Unstable Surfaces 01 02 03 04 05 06
Control
The interesting thing is where you don't set up or script the entire experience but script the conditions by which multiple kinds of experiences can occur within certain constraints. The artist no longer controls the playing field. When we construct these computer systems using the most sophisticated technologies of control, the possibility of the breakdown of control lies just on horizon. You recognize that there is an inherent agency to the system that you have set up and that no one controller or interpreter is the master of that system.

Automutation
Now, in the current project M3, we are interested in games and in play, on how it possible for people to invent or change the rules in play. In order to study these kinds of activities, we could sit behind a blind and watch "the performance," writing down behaviorist descriptions of what we see. This will teach us something, but not the deepest lessons.

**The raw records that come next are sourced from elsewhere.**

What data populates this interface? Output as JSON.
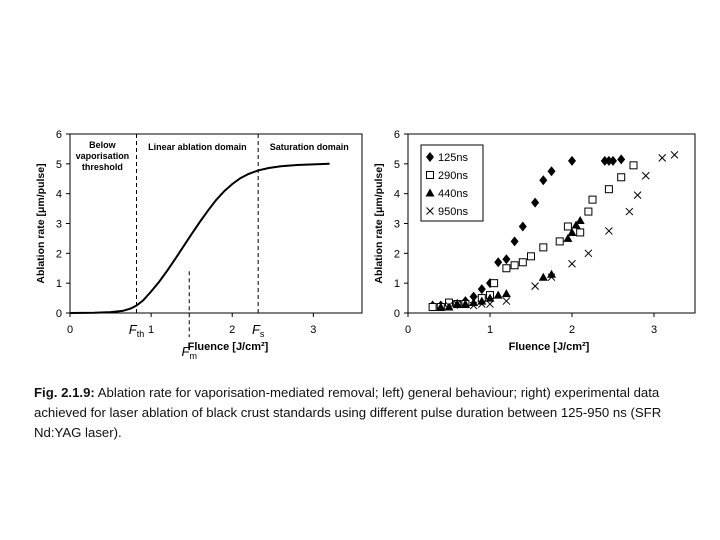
{
  "caption": {
    "label": "Fig. 2.1.9:",
    "text": " Ablation rate for vaporisation-mediated removal; left) general behaviour; right) experimental data achieved for laser ablation of black crust standards using different pulse duration between 125-950 ns (SFR Nd:YAG laser)."
  },
  "chart_data": [
    {
      "type": "line",
      "ylabel": "Ablation rate [μm/pulse]",
      "xlabel": "Fluence [J/cm²]",
      "xlim": [
        0,
        3.6
      ],
      "ylim": [
        0,
        6
      ],
      "xticks": [
        "0",
        "1",
        "2",
        "3"
      ],
      "yticks": [
        "0",
        "1",
        "2",
        "3",
        "4",
        "5",
        "6"
      ],
      "grid": false,
      "regions": [
        {
          "label": "Below\nvaporisation\nthreshold",
          "x_from": 0,
          "x_to": 0.82
        },
        {
          "label": "Linear ablation domain",
          "x_from": 0.82,
          "x_to": 2.32
        },
        {
          "label": "Saturation domain",
          "x_from": 2.32,
          "x_to": 3.6
        }
      ],
      "markers": [
        {
          "label": "F",
          "sub": "th",
          "x": 0.82
        },
        {
          "label": "F",
          "sub": "m",
          "x": 1.47
        },
        {
          "label": "F",
          "sub": "s",
          "x": 2.32
        }
      ],
      "curve": {
        "x": [
          0,
          0.3,
          0.5,
          0.65,
          0.75,
          0.82,
          0.9,
          1.0,
          1.1,
          1.2,
          1.3,
          1.4,
          1.5,
          1.6,
          1.7,
          1.8,
          1.9,
          2.0,
          2.1,
          2.2,
          2.32,
          2.45,
          2.6,
          2.8,
          3.0,
          3.2
        ],
        "y": [
          0,
          0.01,
          0.03,
          0.07,
          0.15,
          0.25,
          0.42,
          0.72,
          1.05,
          1.42,
          1.82,
          2.24,
          2.65,
          3.05,
          3.43,
          3.78,
          4.08,
          4.32,
          4.52,
          4.66,
          4.78,
          4.86,
          4.92,
          4.96,
          4.98,
          5.0
        ]
      }
    },
    {
      "type": "scatter",
      "ylabel": "Ablation rate [μm/pulse]",
      "xlabel": "Fluence [J/cm²]",
      "xlim": [
        0,
        3.5
      ],
      "ylim": [
        0,
        6
      ],
      "xticks": [
        "0",
        "1",
        "2",
        "3"
      ],
      "yticks": [
        "0",
        "1",
        "2",
        "3",
        "4",
        "5",
        "6"
      ],
      "grid": false,
      "legend_position": "top-left",
      "series": [
        {
          "name": "125ns",
          "marker": "diamond",
          "x": [
            0.3,
            0.4,
            0.5,
            0.6,
            0.7,
            0.8,
            0.9,
            1.0,
            1.1,
            1.2,
            1.3,
            1.4,
            1.55,
            1.65,
            1.75,
            2.0,
            2.4,
            2.45,
            2.5,
            2.6
          ],
          "y": [
            0.25,
            0.25,
            0.3,
            0.3,
            0.4,
            0.55,
            0.8,
            1.0,
            1.7,
            1.8,
            2.4,
            2.9,
            3.7,
            4.45,
            4.75,
            5.1,
            5.1,
            5.1,
            5.1,
            5.15
          ]
        },
        {
          "name": "290ns",
          "marker": "square",
          "x": [
            0.3,
            0.4,
            0.5,
            0.6,
            0.7,
            0.9,
            1.0,
            1.05,
            1.2,
            1.3,
            1.4,
            1.5,
            1.65,
            1.85,
            1.95,
            2.1,
            2.2,
            2.25,
            2.45,
            2.6,
            2.75
          ],
          "y": [
            0.2,
            0.2,
            0.35,
            0.3,
            0.3,
            0.5,
            0.6,
            1.0,
            1.5,
            1.6,
            1.7,
            1.9,
            2.2,
            2.4,
            2.9,
            2.7,
            3.4,
            3.8,
            4.15,
            4.55,
            4.95
          ]
        },
        {
          "name": "440ns",
          "marker": "triangle",
          "x": [
            0.4,
            0.5,
            0.6,
            0.7,
            0.8,
            0.9,
            1.0,
            1.1,
            1.2,
            1.65,
            1.75,
            1.95,
            2.0,
            2.05,
            2.1
          ],
          "y": [
            0.2,
            0.2,
            0.3,
            0.3,
            0.35,
            0.4,
            0.5,
            0.6,
            0.65,
            1.2,
            1.3,
            2.5,
            2.7,
            2.95,
            3.1
          ]
        },
        {
          "name": "950ns",
          "marker": "cross",
          "x": [
            0.5,
            0.6,
            0.8,
            0.9,
            1.0,
            1.2,
            1.55,
            1.75,
            2.0,
            2.2,
            2.45,
            2.7,
            2.8,
            2.9,
            3.1,
            3.25
          ],
          "y": [
            0.25,
            0.3,
            0.25,
            0.3,
            0.3,
            0.4,
            0.9,
            1.2,
            1.65,
            2.0,
            2.75,
            3.4,
            3.95,
            4.6,
            5.2,
            5.3
          ]
        }
      ]
    }
  ]
}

If our project is auto-mutation — making it possible for people to change the very fabric of their world, then we cannot use the same classical notions used by "performance theory," of simply having a so-called neutral observer behind the screen, observing the performance. We really have to get in there with the players and make it possible for us and them to change the system in real time, "on the fly."

Experience
We of course are dealing with the fundamental question of the jouney of a player's experience. On one level this is interesting from the perspective of information design. For instance, how do we map (the user's)experience? How does a person construct a sensible experience as s/he moves through a space, whether that space is physical and/or media driven? How does a person make one's way in the world? This brings into play temporality, purpose, fate. Our cultural context compresses experience into a finite and bounded event, but is this necessarily so? Theater, or more specifically, what we normally think of as theater, is very slow to deal with these questions,particularly since the "conventions of space"are so rigidly defined.

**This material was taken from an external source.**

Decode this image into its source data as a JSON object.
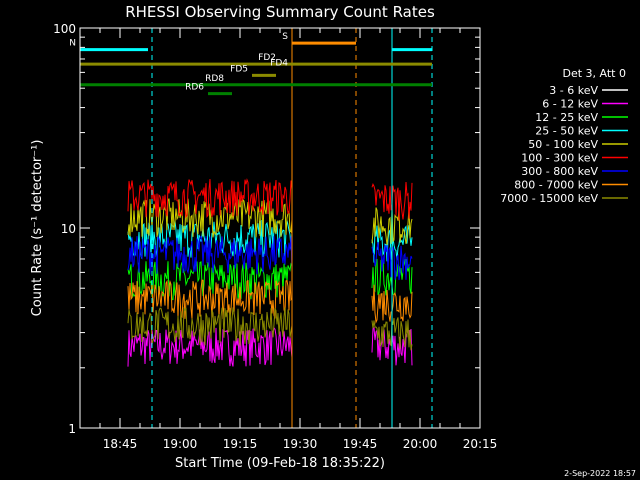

You don't really find yourself in an embodied experience, because you are immobilized in a seat. Of course, we're not just talking about a theater without seats — where the action moves and you the viewer move with it or where you are "in the midst of the action." In these so-called promenade models there is still the privileging of an object (i.e.,The Performance) that you have come to watch but rarely to experience in a direct embodied action. We can look back at the whole history of optical perspective to see such vision machines in action. The interesting thing is that so many institutions which pride themselves as experimental or which appear to be interested in new cultural developments still rely on these old vision apparatuses. Many in the theater seem not particularly interested in the design and even auto-mutation of an experience.

Substrates
What we're highlighting here, is this important difference between pre-scripted experience and experience which is not pre-scripted. Conventional issues are the lines (or folds) between audience-performer, staged space and audience space, character and actor, etc. Framed against those conventions, we're asking, "Where does meaning come from?" Instead of pre-defining objects such as "actor," "spectator," or "performance," we're working at the substrate of experience — our material is a substrate in which meaning-making takes place.